An initiative in Australia is proposing that Australian smokers should be required to carry a smart card license to purchase cigarettes.
According to a report from The Age, the requirement of a smart card license would help health authorities to track consumer behavior and better target “quit” messages to proper members of the public. At present, the idea is circulating in the academic community following an article published in the Medical Journal of Australia.
University of Sydney Law School Professor Roger Magnusson and chief executive of the Cancer Institute NSW Professor David Currow suggest in the article that a license scheme could make it harder for children and adolescents to buy cigarettes. The two go on to state that adult smokers could be forced to purchase the smart card license, which would contain age and identity-verifying information, to buy cigarettes.
On the retailer side, sellers would be required to log all stock purchased from wholesalers against a digital record of retail sales to smart card-licensed smokers. While retailer participation would likely require some incentive, the creation of a smoker database along with their cigarette purchases, could certainly help to prohibit tobacco sales to children.

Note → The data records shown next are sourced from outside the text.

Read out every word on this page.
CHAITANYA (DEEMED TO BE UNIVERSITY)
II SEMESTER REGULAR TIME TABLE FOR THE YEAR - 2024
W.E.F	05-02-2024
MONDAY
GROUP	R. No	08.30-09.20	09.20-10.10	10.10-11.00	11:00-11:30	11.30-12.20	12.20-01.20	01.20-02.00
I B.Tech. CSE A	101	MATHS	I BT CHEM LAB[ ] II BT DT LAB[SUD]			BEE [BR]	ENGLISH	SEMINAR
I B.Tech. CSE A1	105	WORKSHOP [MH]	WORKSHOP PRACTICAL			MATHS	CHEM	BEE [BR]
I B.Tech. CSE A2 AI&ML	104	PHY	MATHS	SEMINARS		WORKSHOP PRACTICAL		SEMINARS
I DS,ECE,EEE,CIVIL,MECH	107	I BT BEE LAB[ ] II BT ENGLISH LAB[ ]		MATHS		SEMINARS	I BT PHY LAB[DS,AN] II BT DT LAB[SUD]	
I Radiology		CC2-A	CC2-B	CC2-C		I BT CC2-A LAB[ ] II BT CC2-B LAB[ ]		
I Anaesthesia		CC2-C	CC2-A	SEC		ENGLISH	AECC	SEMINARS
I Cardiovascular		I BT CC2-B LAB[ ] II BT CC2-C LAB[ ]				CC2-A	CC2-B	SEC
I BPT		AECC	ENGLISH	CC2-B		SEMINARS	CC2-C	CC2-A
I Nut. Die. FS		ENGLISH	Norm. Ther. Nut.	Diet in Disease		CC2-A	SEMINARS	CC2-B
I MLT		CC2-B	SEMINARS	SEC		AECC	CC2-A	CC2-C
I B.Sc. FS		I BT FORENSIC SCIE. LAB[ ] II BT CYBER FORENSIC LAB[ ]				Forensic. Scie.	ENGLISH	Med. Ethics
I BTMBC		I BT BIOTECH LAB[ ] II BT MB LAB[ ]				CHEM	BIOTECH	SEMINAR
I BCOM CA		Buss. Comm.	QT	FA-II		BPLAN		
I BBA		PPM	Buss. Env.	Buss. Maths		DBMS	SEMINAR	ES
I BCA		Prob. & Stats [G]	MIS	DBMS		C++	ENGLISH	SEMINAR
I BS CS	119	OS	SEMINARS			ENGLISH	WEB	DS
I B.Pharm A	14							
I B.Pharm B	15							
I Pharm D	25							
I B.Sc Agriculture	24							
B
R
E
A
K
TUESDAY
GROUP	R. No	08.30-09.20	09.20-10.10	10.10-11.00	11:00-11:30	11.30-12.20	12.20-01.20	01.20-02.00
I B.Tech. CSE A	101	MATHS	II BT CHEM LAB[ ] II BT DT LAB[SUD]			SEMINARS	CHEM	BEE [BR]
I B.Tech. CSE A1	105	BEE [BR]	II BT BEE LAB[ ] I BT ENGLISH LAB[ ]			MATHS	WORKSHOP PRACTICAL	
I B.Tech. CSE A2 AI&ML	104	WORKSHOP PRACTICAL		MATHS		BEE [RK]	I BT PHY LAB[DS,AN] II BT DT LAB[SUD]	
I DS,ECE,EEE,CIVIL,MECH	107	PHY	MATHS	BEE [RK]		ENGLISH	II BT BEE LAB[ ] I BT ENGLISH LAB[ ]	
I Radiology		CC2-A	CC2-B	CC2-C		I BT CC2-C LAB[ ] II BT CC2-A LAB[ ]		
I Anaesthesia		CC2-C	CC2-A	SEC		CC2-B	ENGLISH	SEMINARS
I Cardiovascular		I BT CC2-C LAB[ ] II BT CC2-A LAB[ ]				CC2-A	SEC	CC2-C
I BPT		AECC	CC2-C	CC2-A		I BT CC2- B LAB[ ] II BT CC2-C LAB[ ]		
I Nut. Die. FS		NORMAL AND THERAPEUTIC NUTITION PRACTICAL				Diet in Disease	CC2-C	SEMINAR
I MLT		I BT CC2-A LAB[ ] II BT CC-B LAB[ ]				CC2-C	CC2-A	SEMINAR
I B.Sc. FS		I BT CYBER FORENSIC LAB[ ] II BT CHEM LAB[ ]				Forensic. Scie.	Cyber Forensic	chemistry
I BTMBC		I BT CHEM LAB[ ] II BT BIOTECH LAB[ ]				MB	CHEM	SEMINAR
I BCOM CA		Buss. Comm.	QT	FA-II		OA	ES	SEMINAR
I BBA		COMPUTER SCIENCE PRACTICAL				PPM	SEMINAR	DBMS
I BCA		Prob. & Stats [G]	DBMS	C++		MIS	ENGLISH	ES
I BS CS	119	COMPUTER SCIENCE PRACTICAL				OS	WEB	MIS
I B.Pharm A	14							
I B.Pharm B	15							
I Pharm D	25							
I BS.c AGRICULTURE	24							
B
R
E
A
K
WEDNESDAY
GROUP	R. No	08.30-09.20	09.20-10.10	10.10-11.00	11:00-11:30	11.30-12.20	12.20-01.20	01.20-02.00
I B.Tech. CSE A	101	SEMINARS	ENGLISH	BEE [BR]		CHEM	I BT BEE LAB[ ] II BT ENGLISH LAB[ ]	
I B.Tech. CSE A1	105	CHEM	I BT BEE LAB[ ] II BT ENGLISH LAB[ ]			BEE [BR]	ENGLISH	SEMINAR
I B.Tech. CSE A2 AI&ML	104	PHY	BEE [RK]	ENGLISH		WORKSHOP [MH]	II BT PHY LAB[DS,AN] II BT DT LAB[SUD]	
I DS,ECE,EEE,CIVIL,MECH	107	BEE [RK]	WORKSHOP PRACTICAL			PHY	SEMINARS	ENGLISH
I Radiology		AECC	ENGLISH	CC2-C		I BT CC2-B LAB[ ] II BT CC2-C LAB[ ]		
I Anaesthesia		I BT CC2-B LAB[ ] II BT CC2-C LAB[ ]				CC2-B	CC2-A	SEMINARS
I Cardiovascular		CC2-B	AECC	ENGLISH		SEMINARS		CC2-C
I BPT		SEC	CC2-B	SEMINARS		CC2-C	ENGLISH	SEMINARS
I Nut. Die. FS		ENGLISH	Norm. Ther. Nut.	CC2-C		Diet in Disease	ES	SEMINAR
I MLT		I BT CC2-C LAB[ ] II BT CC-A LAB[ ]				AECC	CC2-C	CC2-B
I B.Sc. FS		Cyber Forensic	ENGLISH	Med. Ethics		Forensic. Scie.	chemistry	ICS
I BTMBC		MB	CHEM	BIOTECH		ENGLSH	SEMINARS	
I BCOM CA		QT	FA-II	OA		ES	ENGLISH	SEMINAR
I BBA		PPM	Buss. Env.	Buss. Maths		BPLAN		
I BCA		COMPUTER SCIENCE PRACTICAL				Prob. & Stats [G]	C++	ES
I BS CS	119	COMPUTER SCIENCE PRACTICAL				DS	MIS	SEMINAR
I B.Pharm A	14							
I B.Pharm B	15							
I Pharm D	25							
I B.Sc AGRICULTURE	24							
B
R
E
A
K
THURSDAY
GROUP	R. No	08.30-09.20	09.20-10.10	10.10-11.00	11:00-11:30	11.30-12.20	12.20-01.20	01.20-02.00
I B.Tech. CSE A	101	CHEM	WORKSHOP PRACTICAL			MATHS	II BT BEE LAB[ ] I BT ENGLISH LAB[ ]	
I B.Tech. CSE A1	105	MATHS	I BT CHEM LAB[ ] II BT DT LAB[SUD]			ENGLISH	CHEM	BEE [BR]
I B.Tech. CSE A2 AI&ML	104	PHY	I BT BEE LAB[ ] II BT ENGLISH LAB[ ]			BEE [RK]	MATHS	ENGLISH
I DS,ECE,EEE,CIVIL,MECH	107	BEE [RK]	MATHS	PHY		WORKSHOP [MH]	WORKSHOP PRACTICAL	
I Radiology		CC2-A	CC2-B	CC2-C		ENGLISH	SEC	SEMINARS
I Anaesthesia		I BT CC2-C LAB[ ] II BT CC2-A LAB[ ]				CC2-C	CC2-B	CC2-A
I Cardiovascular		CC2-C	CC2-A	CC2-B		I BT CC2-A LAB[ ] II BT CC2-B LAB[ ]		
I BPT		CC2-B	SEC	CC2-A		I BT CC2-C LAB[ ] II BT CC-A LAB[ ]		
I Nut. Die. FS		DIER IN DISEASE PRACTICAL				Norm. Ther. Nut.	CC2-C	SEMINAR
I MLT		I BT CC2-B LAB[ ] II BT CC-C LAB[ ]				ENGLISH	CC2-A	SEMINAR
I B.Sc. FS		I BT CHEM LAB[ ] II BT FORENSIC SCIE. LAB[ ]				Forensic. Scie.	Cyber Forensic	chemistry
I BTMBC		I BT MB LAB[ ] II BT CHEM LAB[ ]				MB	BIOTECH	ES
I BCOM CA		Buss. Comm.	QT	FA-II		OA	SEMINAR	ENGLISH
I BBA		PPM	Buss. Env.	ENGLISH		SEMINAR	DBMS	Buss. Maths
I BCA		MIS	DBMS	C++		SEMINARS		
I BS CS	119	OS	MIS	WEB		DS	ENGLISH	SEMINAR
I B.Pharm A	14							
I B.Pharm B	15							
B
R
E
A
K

This is not the first time that such a proposal was introduced. In fact, Professor Simon Chapman introduced a similar idea last year wherein smokers submit to a pre-license test on the risks of smoking, the results of which would limit the number cigarettes they could buy.
Magnasson and Currow echo their support of a smart card license by stating that even the cards without testing features could still enable health agencies to establish patterns and variations in smoker behavior. These detailed smoker patterns could then be used to develop more effective, individualized communications to ultimately help smokers to kick their much-maligned habit.